PgBouncer in transaction mode, and several managed proxy defaults including RDS Proxy, recycle the backend after each statement.

So this can happen:

pg_try_advisory_lock returns true
the backend is returned to the pool
the lock is now attached to a backend the application no longer logically holds
another worker successfully acquires the same lock from a different backend

No error. No warning. Just double ownership.

This is the easiest way for a future infrastructure change to quietly invalidate your coordination guarantees. Someone three months from now adding a pooler to reduce database load can break this with no test failures, no log line, and no obvious symptom until two workers begin writing the same data.

Defend against it in code, not in convention. Use a connection type that cannot be backed by a pool: a raw single connection, not a pooled handle. Assert at startup that you actually hold the lock against your own backend PID. The next person to refactor your database helpers will not read your comments. They will read your types.

Missing Fencing

Advisory locks do not provide fencing.

The lock says you have the right to act. It does not prove the previous holder has stopped acting.

A wedged-but-alive process can still hold the lock. A long GC pause or partial network failure can leave multiple workers believing they are authoritative.

Fencing is what makes that safe.
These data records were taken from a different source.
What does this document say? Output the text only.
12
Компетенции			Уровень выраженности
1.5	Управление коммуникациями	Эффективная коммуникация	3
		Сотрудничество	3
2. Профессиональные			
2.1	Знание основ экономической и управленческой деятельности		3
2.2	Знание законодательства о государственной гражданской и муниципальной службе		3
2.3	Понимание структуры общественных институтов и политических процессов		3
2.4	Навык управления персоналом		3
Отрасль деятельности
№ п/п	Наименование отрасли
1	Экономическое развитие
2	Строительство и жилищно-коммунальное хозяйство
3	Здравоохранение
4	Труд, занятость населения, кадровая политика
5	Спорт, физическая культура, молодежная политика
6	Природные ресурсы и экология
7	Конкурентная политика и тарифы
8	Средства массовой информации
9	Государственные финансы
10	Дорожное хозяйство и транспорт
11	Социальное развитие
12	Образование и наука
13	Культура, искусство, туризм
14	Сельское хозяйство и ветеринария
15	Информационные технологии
The recipe below - epoch row, stamped writes, row-level rejection of stale epochs - is fencing. The advisory lock decides who gets to start. The fencing token decides whose writes get to land.

The Thesis

Advisory locks are excellent for preventing accidental concurrency.

They are not a substitute for:

fencing tokens
idempotent writes
epoch-based ownership
explicit recovery semantics

Treat database failover as a leadership reset, not a transparent pause.

The Recipe

use pg_try_advisory_lock, never blocking pg_advisory_lock
hold the lock on a dedicated connection that bypasses your pooler, and enforce this with the type system instead of a code comment
on acquisition, write a durable epoch row
stamp side effects with the epoch
reject stale writes at the row level
on any reconnect or error, assume leadership is lost
reacquire, bump the epoch, then resume processing
verify ownership explicitly at startup
- assert the lock exists in pg_locks
- assert it belongs to your own pg_backend_pid()
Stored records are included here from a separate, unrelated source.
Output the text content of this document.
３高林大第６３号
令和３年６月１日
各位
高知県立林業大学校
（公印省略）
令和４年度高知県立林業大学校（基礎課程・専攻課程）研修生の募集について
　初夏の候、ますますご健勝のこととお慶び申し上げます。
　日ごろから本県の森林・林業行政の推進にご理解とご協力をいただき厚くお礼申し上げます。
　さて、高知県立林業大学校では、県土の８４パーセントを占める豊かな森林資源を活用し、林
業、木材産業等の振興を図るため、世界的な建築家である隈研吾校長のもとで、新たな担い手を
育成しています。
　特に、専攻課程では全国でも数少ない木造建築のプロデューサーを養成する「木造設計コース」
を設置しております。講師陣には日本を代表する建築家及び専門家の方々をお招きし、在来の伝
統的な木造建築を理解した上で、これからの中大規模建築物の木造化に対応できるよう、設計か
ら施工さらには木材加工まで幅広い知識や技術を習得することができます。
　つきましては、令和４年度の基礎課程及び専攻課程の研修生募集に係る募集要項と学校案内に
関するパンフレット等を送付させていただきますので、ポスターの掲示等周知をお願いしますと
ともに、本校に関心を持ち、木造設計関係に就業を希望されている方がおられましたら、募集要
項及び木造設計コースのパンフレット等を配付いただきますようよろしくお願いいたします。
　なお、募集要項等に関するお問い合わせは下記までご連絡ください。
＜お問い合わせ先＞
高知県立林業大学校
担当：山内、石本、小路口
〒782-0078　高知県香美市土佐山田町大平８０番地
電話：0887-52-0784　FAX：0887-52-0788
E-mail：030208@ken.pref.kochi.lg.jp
The first point matters more than it looks. Blocked workers can appear healthy while making no progress. Contention becomes a silent outage instead of a visible failure.

The dedicated-connection rule matters because conventions decay. The next person to refactor your database access will read the types, not the comments.

The startup checks matter because if a pooler silently moved you to another backend, you want to crash, not continue under invalid assumptions.

The Spectrum

Coordination systems are a spectrum.

Advisory locks sit on the cheap end:

low operational overhead
transactional integration with the data they coordinate
automatic cleanup on disconnect

The next rung up is epoch-plus-fencing leadership: a small table, some discipline, no new infrastructure. You buy correctness across failover at the price of slightly more code.

Above that is a real consensus system: Raft, Paxos, etcd, ZooKeeper. You operate a separate cluster, tune it for partition tolerance, and monitor it on its own terms. You buy durable leadership across primary failure at the price of a second on-call surface.

Each rung costs more operationally. Each rung buys stronger guarantees.

Advisory locks are often the right answer.

But only if you understand exactly what guarantee you are actually buying.